Art Stage Singapore is returning for its sixth edition from 21-24 January at Marina Bay Sands Expo and Convention Centre. With 143 galleries from 32 different countries exhibiting, this year’s spectacle is sure to engage everyone, with or without an art background, in a dialogue with contemporary art and its role in Southeast Asia.
Alongside 76 new galleries, Art Stage is also introducing the Southeast Asia Forum- a two-part experience comprising of an exhibition and a talk series focusing on the theme of urbanization. Just as urban planners and designers explore the infrastructural construction of a city, artists explore the philosophical depths of the human experience of inhabiting cities. Entitled Seismograph: Sensing the City – Art in the Urban Age, this forum aims to explore the role of the artist as a seismograph of the society’s pulse, reflecting the effects of living in a rapidly urbanizing region.
Here we chart what we’re looking forward to seeing at Art Stage Singapore 2016
Singaporean artist David Chan uses animals to explore the ways in which humans behave and interact with one another. In ‘Aries’, the artist cages sculptures of animals inside an irregular case, intentionally leaving the case slightly ajar forcing the audience to ‘investigate’ what lies inside. The work acts as a kind of thought experiment to learn how we perceive information given to us, and how different vantage points affect our understanding of what we see.
Highly polished stainless steel and rubber animals
52 x 32 x 42 cm
Nguyen Thai Tuan
Nguyen traverses memories of war in his jarring almost surreal paintings. Having grown up during the Vietnam War, his work is often informed by atrocities he witnessed. Nguyen creates a sense of brooding unease, and in doing so he subtly examines and questions the state of governance in Vietnam today.
Black Painting No 56
Oil on Canvas
Part-organic, part-intentional, Ren Ri’s sculptures made out of beeswax explore natural versus man-made processes of structural formations. Combining his knowledge and interest in beekeeping and visual art, the artist uses beeswax to manipulate the ways in which the beehives are formed. His works explore the intricate relationship between humans and bees, and on a larger scale, between humans and nature.
Yuansu Series II #6-30
Acrylic box, natural beeswax
40 x 40 x 40 cm
Exhibited as part of the Southeast Asia Forum, Caniago’s Titik Balik is a project which the artists intiated in 2012 as a response to the environmental damage he witnessed in the Indonesian lakeside town of Situ Ciburuy. Seeing abandoned fishing boats as a symbol of a lost and decaying cultural heritage, Caniago aims to recuperate tradition. During the project, Caniago invited viewers to pull the fishing boats out of the water and into the land to give them a new life. At the exhibition, he will be displaying one such fishing boat, along with film documenting the process behind the project.

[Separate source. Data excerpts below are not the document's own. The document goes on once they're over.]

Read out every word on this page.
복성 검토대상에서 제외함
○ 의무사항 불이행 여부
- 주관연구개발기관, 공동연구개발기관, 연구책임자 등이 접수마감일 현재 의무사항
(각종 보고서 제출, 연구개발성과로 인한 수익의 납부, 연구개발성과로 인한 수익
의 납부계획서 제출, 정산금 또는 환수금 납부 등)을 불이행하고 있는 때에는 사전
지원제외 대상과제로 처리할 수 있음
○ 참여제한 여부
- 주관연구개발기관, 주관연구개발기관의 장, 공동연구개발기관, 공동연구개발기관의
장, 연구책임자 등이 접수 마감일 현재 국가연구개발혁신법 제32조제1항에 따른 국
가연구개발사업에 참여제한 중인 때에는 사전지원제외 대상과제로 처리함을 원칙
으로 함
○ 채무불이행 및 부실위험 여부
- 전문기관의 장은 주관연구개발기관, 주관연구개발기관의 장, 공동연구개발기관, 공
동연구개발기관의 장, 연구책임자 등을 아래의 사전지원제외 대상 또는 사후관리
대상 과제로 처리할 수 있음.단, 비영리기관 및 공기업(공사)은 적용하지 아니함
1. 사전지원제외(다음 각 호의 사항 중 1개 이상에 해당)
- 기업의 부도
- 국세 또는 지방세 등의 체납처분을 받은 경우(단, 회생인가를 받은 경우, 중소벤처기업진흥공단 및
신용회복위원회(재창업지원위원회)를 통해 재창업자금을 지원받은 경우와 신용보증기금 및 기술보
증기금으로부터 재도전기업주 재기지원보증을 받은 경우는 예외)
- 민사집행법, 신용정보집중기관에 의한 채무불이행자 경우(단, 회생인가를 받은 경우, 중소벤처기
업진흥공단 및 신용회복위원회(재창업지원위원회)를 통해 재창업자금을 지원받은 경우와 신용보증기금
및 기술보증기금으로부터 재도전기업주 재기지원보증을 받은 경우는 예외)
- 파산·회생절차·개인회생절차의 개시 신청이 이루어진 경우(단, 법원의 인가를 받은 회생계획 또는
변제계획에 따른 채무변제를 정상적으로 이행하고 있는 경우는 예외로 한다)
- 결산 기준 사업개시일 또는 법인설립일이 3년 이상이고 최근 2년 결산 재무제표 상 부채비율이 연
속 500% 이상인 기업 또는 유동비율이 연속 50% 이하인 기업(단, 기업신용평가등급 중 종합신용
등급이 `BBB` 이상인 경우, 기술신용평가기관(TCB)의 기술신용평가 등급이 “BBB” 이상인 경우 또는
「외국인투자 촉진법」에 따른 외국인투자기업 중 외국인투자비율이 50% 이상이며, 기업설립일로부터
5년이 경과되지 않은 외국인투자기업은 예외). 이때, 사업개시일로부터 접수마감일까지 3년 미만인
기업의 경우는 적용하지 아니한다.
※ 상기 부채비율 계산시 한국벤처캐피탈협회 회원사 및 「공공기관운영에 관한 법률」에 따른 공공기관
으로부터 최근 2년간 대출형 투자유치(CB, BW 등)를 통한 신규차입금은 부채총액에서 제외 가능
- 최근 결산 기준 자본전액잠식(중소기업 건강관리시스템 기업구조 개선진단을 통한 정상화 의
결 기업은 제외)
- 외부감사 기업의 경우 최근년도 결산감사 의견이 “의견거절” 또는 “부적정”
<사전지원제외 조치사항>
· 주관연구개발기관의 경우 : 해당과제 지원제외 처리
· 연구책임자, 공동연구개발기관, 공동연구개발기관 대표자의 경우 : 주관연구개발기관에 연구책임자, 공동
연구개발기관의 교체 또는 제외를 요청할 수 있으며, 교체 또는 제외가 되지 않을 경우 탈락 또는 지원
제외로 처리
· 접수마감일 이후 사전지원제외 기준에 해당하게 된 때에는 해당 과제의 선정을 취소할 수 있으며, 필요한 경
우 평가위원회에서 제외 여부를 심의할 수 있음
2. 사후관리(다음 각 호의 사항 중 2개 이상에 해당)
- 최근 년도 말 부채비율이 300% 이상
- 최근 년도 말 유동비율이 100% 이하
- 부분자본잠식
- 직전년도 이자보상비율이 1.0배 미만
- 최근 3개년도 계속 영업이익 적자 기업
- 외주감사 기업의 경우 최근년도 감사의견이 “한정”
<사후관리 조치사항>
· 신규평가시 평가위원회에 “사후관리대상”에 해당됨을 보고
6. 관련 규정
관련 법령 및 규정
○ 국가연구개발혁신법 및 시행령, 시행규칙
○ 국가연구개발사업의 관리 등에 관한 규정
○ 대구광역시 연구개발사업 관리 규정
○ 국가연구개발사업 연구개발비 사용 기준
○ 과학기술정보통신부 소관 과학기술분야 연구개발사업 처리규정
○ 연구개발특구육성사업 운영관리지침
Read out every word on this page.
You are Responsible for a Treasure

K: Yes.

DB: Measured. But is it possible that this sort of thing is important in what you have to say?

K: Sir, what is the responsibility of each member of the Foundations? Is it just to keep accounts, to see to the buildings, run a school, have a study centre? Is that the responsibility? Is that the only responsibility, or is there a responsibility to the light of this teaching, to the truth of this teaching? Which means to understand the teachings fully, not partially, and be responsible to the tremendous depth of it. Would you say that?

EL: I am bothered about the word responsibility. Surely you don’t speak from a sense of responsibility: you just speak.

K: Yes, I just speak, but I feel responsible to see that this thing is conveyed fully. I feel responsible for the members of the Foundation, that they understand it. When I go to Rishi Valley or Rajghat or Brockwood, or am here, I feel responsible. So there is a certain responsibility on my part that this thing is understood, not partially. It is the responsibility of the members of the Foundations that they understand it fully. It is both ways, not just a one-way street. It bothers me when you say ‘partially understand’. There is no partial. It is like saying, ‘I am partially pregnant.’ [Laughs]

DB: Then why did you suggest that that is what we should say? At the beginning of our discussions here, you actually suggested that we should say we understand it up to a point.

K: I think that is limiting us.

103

Lamenting the loss of quant bungalows to make way for urban townhouses, Roldan explores misguided notions of progress in the Philippines. His artworks are made of debris from the destroyed colonial bungalows in the town of Kamuning, readily available in second-hand shops as a result of their rapid deconstruction. His artwork is presented as part of the Southeast Asian Forum Exhibition.
Wall assemblage with architectural debris from demolished old houses
This multimedia installation on display at the Southeast Asia Forum Exhibition by Singaporean artist Sherman Ong explores the role of migration in the development of transcultural diasporic identities in the region. Using the documentary form, Ong explores the lives of characters caught in between cultural identities and social customs. At the same time, his documentary films are essentially fictive reenactments based on real stories, highlighting the blurry boundary between ‘fact’ and ‘fiction’ that all stories inevitably grapple with.